Copyrights and Copy-wrongs!

Copyright is a very complex subject. We touched on it a little bit in my Freshman Seminar class last semester, and I came to one conclusion then: copyright is restrictive and does not even get fully enforced. After reading and watching the materials for this post, I came to a similar conclusion. However, these resources give me a better understanding of the history of copyright, why it is somewhat needed, and how Creative Commons provides a much more advantageous solution. When the nation’s first copyright law went into effect in 1783, it was meant to protect revenues from original pieces (specifically Noah Webster’s), and give authors and artists control over the distribution of their work, according to “A Brief History of Copyright”. Back in that time period, I can understand the need for such strict laws. And even back then, the copyright only lasted for fourteen years with the option for renewal until it was offered to the public domain. Larry Lessig, as a part of his TED Talk,  “Laws that Choke Creativity”, epitomizes my opinion on the subject. He believes that laws, like copyright, are silencing the vocal cords of the people. In addition, they are turning a former read-write culture into a read-only culture, and the Internet is the only way to relive the read-write culture. He argues for a balance between the two extremes of auto-takedown regardless of fair use and rejection of copyright all together. The only way to do this is for the creators to demand availability of their work and for businesses to enable this. Lessig, like myself, realizes that copyright laws are really only forcing access to the material underground and call those who access it, pirates; they cannot stop it.

The next two resources focus on the “fair use” doctrine associated with copyright laws. It allows citizens to reproduce, distribute, or exhibit parts of copyrighted material under certain circumstances without authorization. However, the purpose of using this material must fall under four options: criticism, news reporting, teaching, or parody.
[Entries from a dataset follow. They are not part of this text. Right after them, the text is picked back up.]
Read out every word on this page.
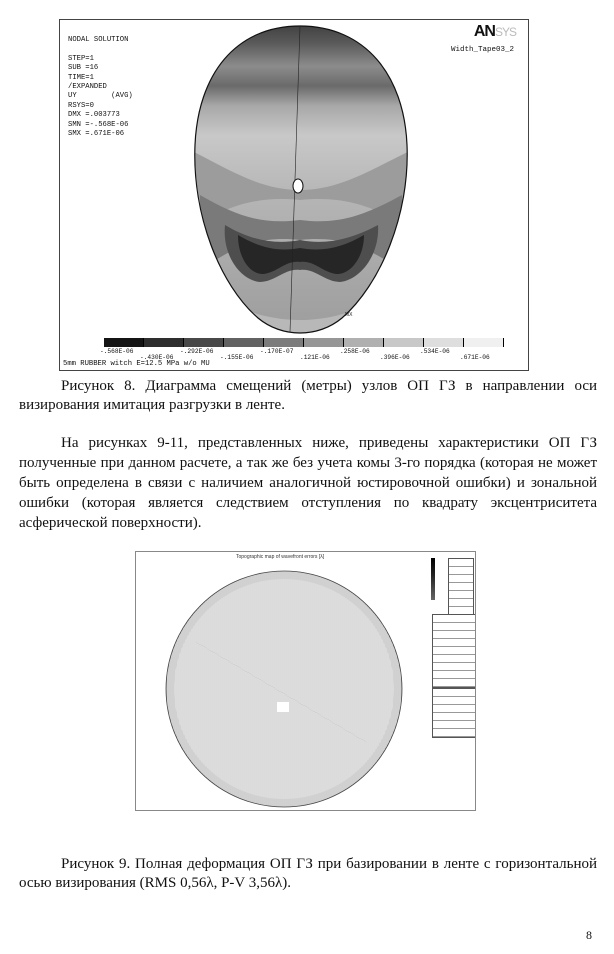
MX
ANSYS
Width_Tape03_2
NODAL SOLUTION

STEP=1
SUB =16
TIME=1
/EXPANDED
UY        (AVG)
RSYS=0
DMX =.003773
SMN =-.568E-06
SMX =.671E-06
-.568E-06	-.292E-06	-.170E-07	.258E-06	.534E-06
-.430E-06	-.155E-06	.121E-06	.396E-06	.671E-06
5mm RUBBER witch E=12.5 MPa w/o MU
Рисунок 8. Диаграмма смещений (метры) узлов ОП ГЗ в направлении оси визирования имитация разгрузки в ленте.
На рисунках 9-11, представленных ниже, приведены характеристики ОП ГЗ полученные при данном расчете, а так же без учета комы 3-го порядка (которая не может быть определена в связи с наличием аналогичной юстировочной ошибки) и зональной ошибки (которая является следствием отступления по квадрату эксцентриситета асферической поверхности).
Topographic map of wavefront errors [λ]
Рисунок 9. Полная деформация ОП ГЗ при базировании в ленте с горизонтальной осью визирования (RMS 0,56λ, P-V 3,56λ).
8
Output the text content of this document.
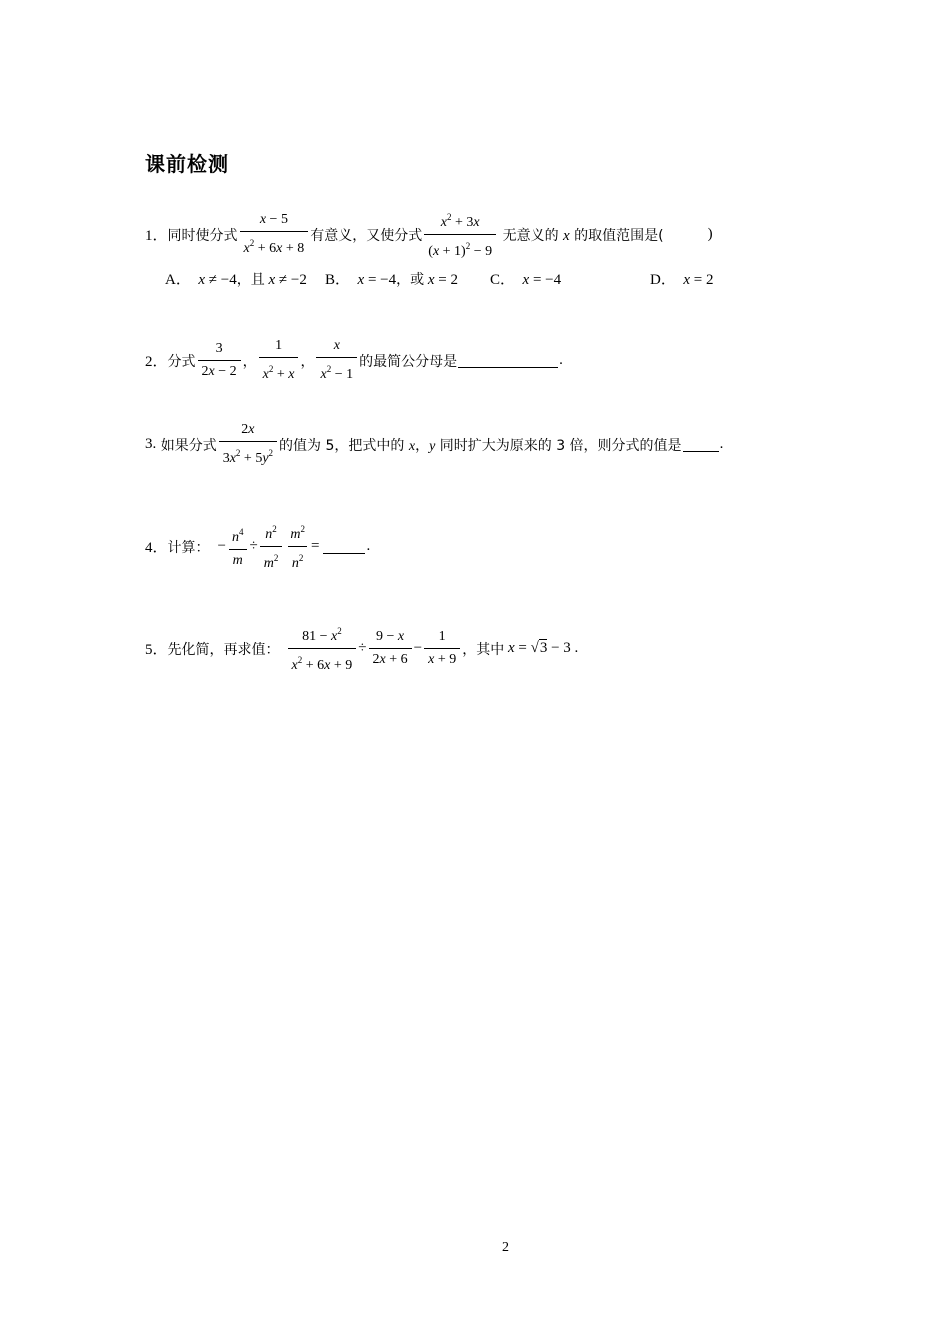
课前检测
1． 同时使分式 $\frac{x - 5}{x^2 + 6x + 8}$ 有意义，又使分式 $\frac{x^2 + 3x}{(x + 1)^2 - 9}$ 无意义的 x 的取值范围是(	)
A．  x ≠ −4，且 x ≠ −2	B．  x = −4，或 x = 2	C．  x = −4	D．  x = 2
2． 分式 $\frac{3}{2x - 2}$ ， $\frac{1}{x^2 + x}$ ， $\frac{x}{x^2 - 1}$ 的最简公分母是	.
3. 如果分式 $\frac{2x}{3x^2 + 5y^2}$ 的值为 5，把式中的 x，y 同时扩大为原来的 3 倍，则分式的值是	.
4． 计算： − $\frac{n^4}{m} \div \frac{n^2}{m^2} \frac{m^2}{n^2}$ =	.
5． 先化简，再求值： $\frac{81 - x^2}{x^2 + 6x + 9} \div \frac{9 - x}{2x + 6} - \frac{1}{x + 9}$ ，其中 x = √3 − 3 .
2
These ideas are presented in an extremely creative way in the short film, “A Fair(y) Use Tale”. The funny thing about this video is that the “fair use” doctrine is the sole reason as to why it can take clips from so many Disney movies and put them into something totally different. The material that falls under the “fair use” doctrine must abide by the rules of nature, amount, and commercial impact (it cannot change the material’s value in the marketplace). Most of the same coverage of this aspect of copyright is covered in “Fair Use Frequently Asked Questions”. The “fair use” doctrine is a start in allowing more access to copyright material but fails to succeed completely, due to limitations in the rules.

A better alternative to copyright altogether is the Creative Commons initiative (explained in “7 Things You Should Know about Creative Commons”)  Created by a nonprofit organization, this movement allows copyright owners to release some of the rights to their work while retaining others. Overall, it increases access to and sharing of intellectual property. Whereas copyright is essentially all or nothing (either in the public domain or completely restricted from access), Creative Commons offers a number of different types of licenses that allow the creator to pick and choose what aspects are protected or not. This article states that higher education is using Creative Commons more and more, and I can attest to that fact, because I used its search website several times last semester to find images to post on my original website. It allows one to avoid any nagging copyright notifications, and in more extreme cases, lawsuits.

When considering my own sense of “ownership” in relation to original work, I would definitely apply for a Creative Commons license of some sort if I was to publish it. I believe that sharing intellectual property is key to expanding knowledge. Copyright laws are too strict for my own personal taste. That being said, I still believe that it is important to give credit where credit is due. I would not appreciate it if someone else was to use my work, without citing me as the author or creator. Ownership is important, but so is creative sharing and expansion.